Laufende Botschafts/Konsulats-Nummer: K. Nr. 85/J. Nr. 1845
Zustand: A
Letzte Änderung: 11/19/2017


Der Konsul in Saloniki (Walter) an den Reichskanzler (Bethmann Hollweg)

Bericht


Salonik, den 5. Oktober 1915

Heute morgen um 7 Uhr kamen die ersten Transportschiffe mit den seit mehreren Tagen erwarteten englisch-französischen Landungskorps für Serbien um das grosse Kap Karaburum in Sicht und liefen bei ruhigem schönsten Wetter langsam im offenen Hafen von Salonik ein, flankiert von einer Reihe englischer und französischer Kriegsschiffe.

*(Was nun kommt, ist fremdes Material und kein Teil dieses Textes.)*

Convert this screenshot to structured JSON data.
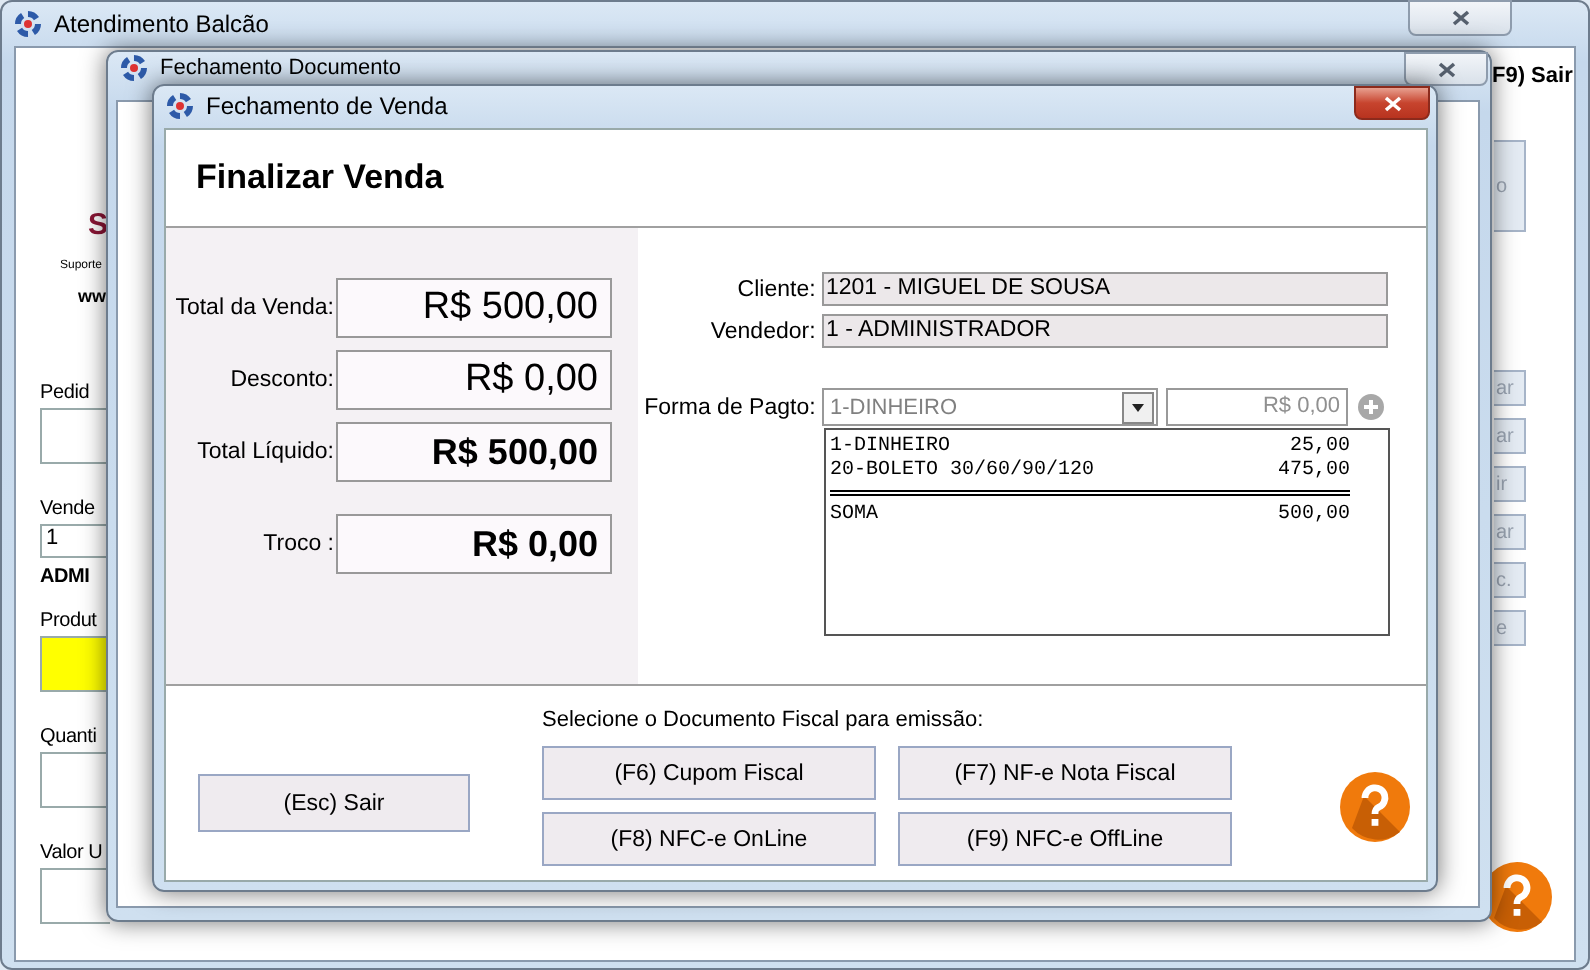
{
  "main_window": {
    "title": "Atendimento Balcão",
    "logo_letter": "S",
    "support_text": "Suporte",
    "site_text": "ww",
    "left_fields": [
      {
        "label": "Pedid",
        "kind": "field"
      },
      {
        "label": "Vende",
        "kind": "field",
        "value": "1"
      },
      {
        "label": "ADMI",
        "kind": "bold"
      },
      {
        "label": "Produt",
        "kind": "highlight"
      },
      {
        "label": "Quanti",
        "kind": "field"
      },
      {
        "label": "Valor U",
        "kind": "field"
      }
    ],
    "exit_label": "F9) Sair",
    "side_buttons": [
      "o",
      "ar",
      "ar",
      "ir",
      "ar",
      "c.",
      "e"
    ]
  },
  "document_window": {
    "title": "Fechamento Documento"
  },
  "sale_window": {
    "title": "Fechamento de Venda",
    "heading": "Finalizar Venda",
    "totals": [
      {
        "label": "Total da Venda:",
        "value": "R$ 500,00",
        "kind": "normal"
      },
      {
        "label": "Desconto:",
        "value": "R$ 0,00",
        "kind": "normal"
      },
      {
        "label": "Total Líquido:",
        "value": "R$ 500,00",
        "kind": "bold"
      },
      {
        "label": "Troco :",
        "value": "R$ 0,00",
        "kind": "bold"
      }
    ],
    "info": [
      {
        "label": "Cliente:",
        "value": "1201 - MIGUEL DE SOUSA"
      },
      {
        "label": "Vendedor:",
        "value": "1 - ADMINISTRADOR"
      }
    ],
    "payment": {
      "label": "Forma de Pagto:",
      "method": "1-DINHEIRO",
      "amount": "R$ 0,00"
    },
    "payments": [
      {
        "name": "1-DINHEIRO",
        "amount": "25,00"
      },
      {
        "name": "20-BOLETO 30/60/90/120",
        "amount": "475,00"
      }
    ],
    "payments_total": {
      "name": "SOMA",
      "amount": "500,00"
    },
    "exit_button": "(Esc) Sair",
    "fiscal_prompt": "Selecione o Documento Fiscal para emissão:",
    "fiscal_buttons": [
      "(F6) Cupom Fiscal",
      "(F7) NF-e Nota Fiscal",
      "(F8) NFC-e OnLine",
      "(F9) NFC-e OffLine"
    ]
  }
}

Ihre Reihenfolge wechselte und, wie ich nach 9 Uhr vom besten Beobachtungsplatze dem Balkon des Cercle de Salonique unmittelbar am Hafen feststellen konnte, lief als erster in den engen inneren Hafen, dessen eine Quaiseite nur von 2 griechischen Postdampfern belegt war, der französische Transportdampfer Britannia ein, die sich an die gegenüber liegende Quaiseite festlegte, unmittelbar an der Verbindungsstelle zwischen Hafen und Eisenbahn. Die übrigen Transportschiffe und Kriegsschiffe legten sich in längerer Reihe vor Anker, eines der letzteren ebenfalls bis obenauf mit Truppen belegt. Sie dürften erst anlegen und die Truppen ausschiffen, wenn die Britannia geleert ist und ihren Platz verlassen hat. Es sind meist französische Truppentransportschiffe, mindestens 5 an der Zahl, 6000 bis 10000 Truppen sollen gelandet bezw. mit den Schiffen gekommen sein. Auch drei Transportdampfer mit Kriegsmaterial & Kanonen (Haubitzen) sind mit ihnen angelangt. Schon vorher brachten Truppentransportdampfer Eisenbahnwaggons her, die zum grössten Teil schon am äusseren Hafenquai ausgeladen sind.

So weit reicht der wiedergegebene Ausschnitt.